Conscient du fait que des mécanismes de signalement trop formels peuvent ralentir considérablement la collaboration, Bawaslu a maintenu des canaux de communication informels avec ses homologues du ministère de la Communication et des Technologies de l’information, de la police et de l’armée, via WhatsApp, pour transmettre et partager des informations sur les plaintes, en plus de recevoir des plaintes directement du public. Chaque semaine, le ministère de la Communication et des Technologies de l’information recueillait et envoyait les rapports sur le contenu qu’il avait collectés à Bawaslu pour examen, classification et décision sur les mesures à prendre. Les interlocuteurs de Bawaslu estiment avoir reçu en moyenne 300 à 400 signalements par semaine.

6.2 QUELLES NORMES PERMETTENT DE DÉTERMINER SI UN CONTENU EST EN INFRACTION

Les définitions qu’un organe de renvoi et d’arbitrage des plaintes pour désinformation utilise pour déterminer quel contenu constitue une violation nécessitant un recours ou une réparation doivent être clairement et rigoureusement définies et s’inscrire dans le cadre constitutionnel, juridique et réglementaire du pays.

En Afrique du Sud, la procédure de plainte est intégrée dans le projet de code de conduite pour les mesures visant à lutter contre la désinformation destinée à causer des dommages pendant la période électorale. Le code lui-même définit clairement ce qu’est la désinformation, à savoir l’intention de causer un préjudice public, ce qui inclut le fait de perturber ou d’empêcher des élections ou d’influencer le déroulement ou le résultat d’une élection. Tel que cela a été indiqué dans la sous-section sur les codes de conduite, les définitions du code sont fermement ancrées dans la Constitution sud-africaine et le cadre juridique électoral. Les mêmes normes sont utilisées dans chaque phase de la procédure de plainte, par la CDN, qui est externe à la CEI, ainsi que par le Bureau des Infractions Électorales et les commissaires au sein de la CEI.

L’élaboration de définitions normalisées est l’occasion pour les OGE de se consulter et de nouer des relations avec des alliés potentiels dans la lutte contre la désinformation électorale. En Indonésie, Bawaslu a créé des définitions standardisées pour le contenu illégal dans les campagnes électorales. Avant les élections locales de 2018, les lois existantes définissaient des catégories de contenus interdits, tels que les discours de haine, les calomnies et les canulars, mais ces catégories n’avaient pas de définitions claires. Pour parvenir à des définitions, l’IFES a aidé Bawaslu à organiser une série de tables rondes impliquant plus de 40 parties prenantes du gouvernement, de la société civile et des organisations religieuses, pour discuter des définitions des types de contenu interdits dans les campagnes électorales. Ce retour d'information a ensuite été pris en compte dans la formulation du règlement de Bawaslu sur le contenu interdit de la campagne électorale.2 La consultation peut également être plus restreinte ; dans la période précédant le lancement de leur processus de plaintes, les définitions en Afrique du Sud ont été discutées par un groupe de travail comprenant des membres de l'IEC, des avocats spécialisés dans les médias et des membres de la presse. 

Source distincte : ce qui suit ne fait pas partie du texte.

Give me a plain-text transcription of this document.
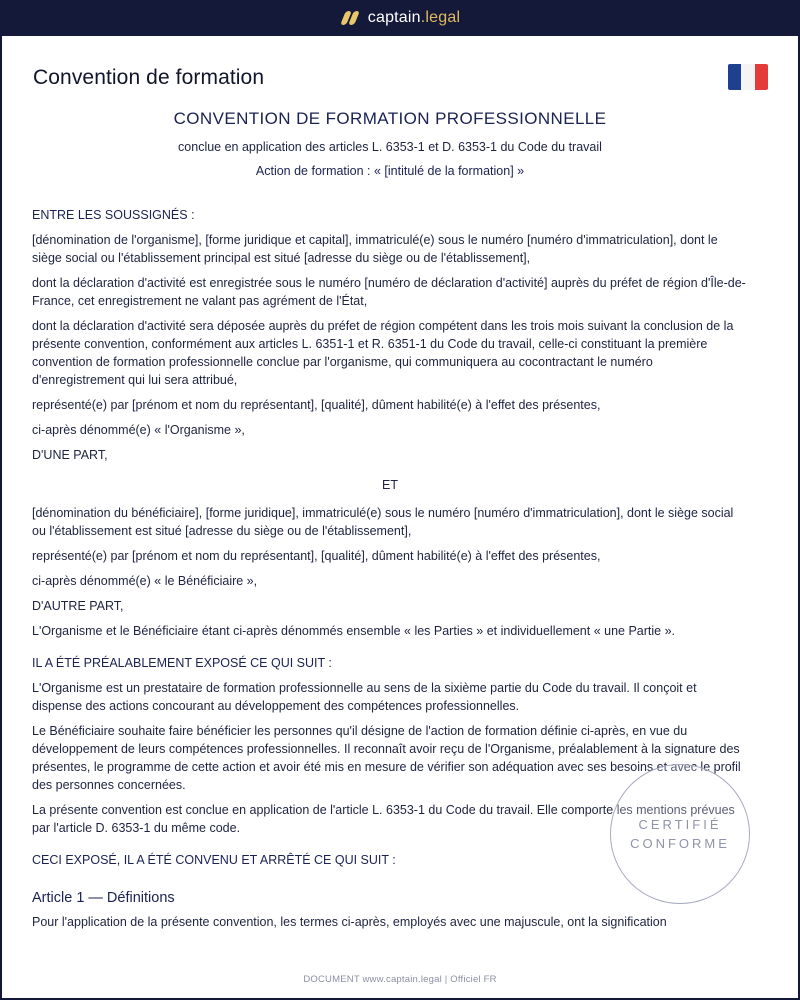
captain.legal
Convention de formation
CONVENTION DE FORMATION PROFESSIONNELLE
conclue en application des articles L. 6353-1 et D. 6353-1 du Code du travail
Action de formation : « [intitulé de la formation] »

ENTRE LES SOUSSIGNÉS :

[dénomination de l'organisme], [forme juridique et capital], immatriculé(e) sous le numéro [numéro d'immatriculation], dont le siège social ou l'établissement principal est situé [adresse du siège ou de l'établissement],

dont la déclaration d'activité est enregistrée sous le numéro [numéro de déclaration d'activité] auprès du préfet de région d'Île-de-France, cet enregistrement ne valant pas agrément de l'État,

dont la déclaration d'activité sera déposée auprès du préfet de région compétent dans les trois mois suivant la conclusion de la présente convention, conformément aux articles L. 6351-1 et R. 6351-1 du Code du travail, celle-ci constituant la première convention de formation professionnelle conclue par l'organisme, qui communiquera au cocontractant le numéro d'enregistrement qui lui sera attribué,

représenté(e) par [prénom et nom du représentant], [qualité], dûment habilité(e) à l'effet des présentes,

ci-après dénommé(e) « l'Organisme »,

D'UNE PART,

ET

[dénomination du bénéficiaire], [forme juridique], immatriculé(e) sous le numéro [numéro d'immatriculation], dont le siège social ou l'établissement est situé [adresse du siège ou de l'établissement],

représenté(e) par [prénom et nom du représentant], [qualité], dûment habilité(e) à l'effet des présentes,

ci-après dénommé(e) « le Bénéficiaire »,

D'AUTRE PART,

L'Organisme et le Bénéficiaire étant ci-après dénommés ensemble « les Parties » et individuellement « une Partie ».

IL A ÉTÉ PRÉALABLEMENT EXPOSÉ CE QUI SUIT :

L'Organisme est un prestataire de formation professionnelle au sens de la sixième partie du Code du travail. Il conçoit et dispense des actions concourant au développement des compétences professionnelles.

Le Bénéficiaire souhaite faire bénéficier les personnes qu'il désigne de l'action de formation définie ci-après, en vue du développement de leurs compétences professionnelles. Il reconnaît avoir reçu de l'Organisme, préalablement à la signature des présentes, le programme de cette action et avoir été mis en mesure de vérifier son adéquation avec ses besoins et avec le profil des personnes concernées.

La présente convention est conclue en application de l'article L. 6353-1 du Code du travail. Elle comporte les mentions prévues par l'article D. 6353-1 du même code.

CECI EXPOSÉ, IL A ÉTÉ CONVENU ET ARRÊTÉ CE QUI SUIT :

Article 1 — Définitions

Pour l'application de la présente convention, les termes ci-après, employés avec une majuscule, ont la signification

CERTIFIÉ
CONFORME
DOCUMENT www.captain.legal | Officiel FR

Les définitions sont également susceptibles d’évoluer au fil du temps à mesure que la procédure de plainte est mise à l’épreuve. En Afrique du Sud, les discussions initiales ont porté sur la question de savoir si les discours de haine et les attaques contre les journalistes devaient être couverts par le processus de plainte. Bien que ces deux catégories aient été exclues des définitions utilisées lors des élections de 2019, Media Monitoring Africa et ses partenaires ont élaboré des définitions et des processus de signalement pour ces catégories supplémentaires de plaintes après les élections. Les plaintes sur ces sujets supplémentaires peuvent désormais être soumises via le portail des plaintes et peuvent être examinées par la CEI pour de futures élections. 

Il peut également être utile d’examiner les cadres juridiques et réglementaires en matière de violence fondée sur le genre, de violence à l’égard des femmes ou d’égalité des sexes, qui peuvent être utilisés pour créer des définitions des contenus en ligne susceptibles de contrevenir à ces lois et réglementations. L’inclusion de définitions spécifiques aux violations qui affectent de manière disproportionnée les femmes et les autres groupes marginalisés est essentielle pour s’assurer que leurs préoccupations et leurs expériences soient prises en compte dans cet effort.

6.3 RECOURS, SANCTIONS ET EXÉCUTION DES DÉCISIONS

Un processus d’arbitrage doit prévoir une variété de recours et de sanctions susceptibles d’être adaptés pour correspondre à l’infraction identifiée.  Il peut être souhaitable qu’une procédure de règlement des plaintes dispose de plus de recours que le renvoi du contenu aux plateformes pour suppression.  

En Afrique du Sud et en Indonésie, la décision la plus fréquente concernant les plaintes déposées était de ne prendre aucune mesure - soit parce que les contenus n’étaient pas considérés comme pouvant constituer un préjudice public, soit parce que les contenus ne relevaient pas du champ d’application restreint des contenus liés aux élections et ne relevaient donc pas de la compétence de l’OGE. 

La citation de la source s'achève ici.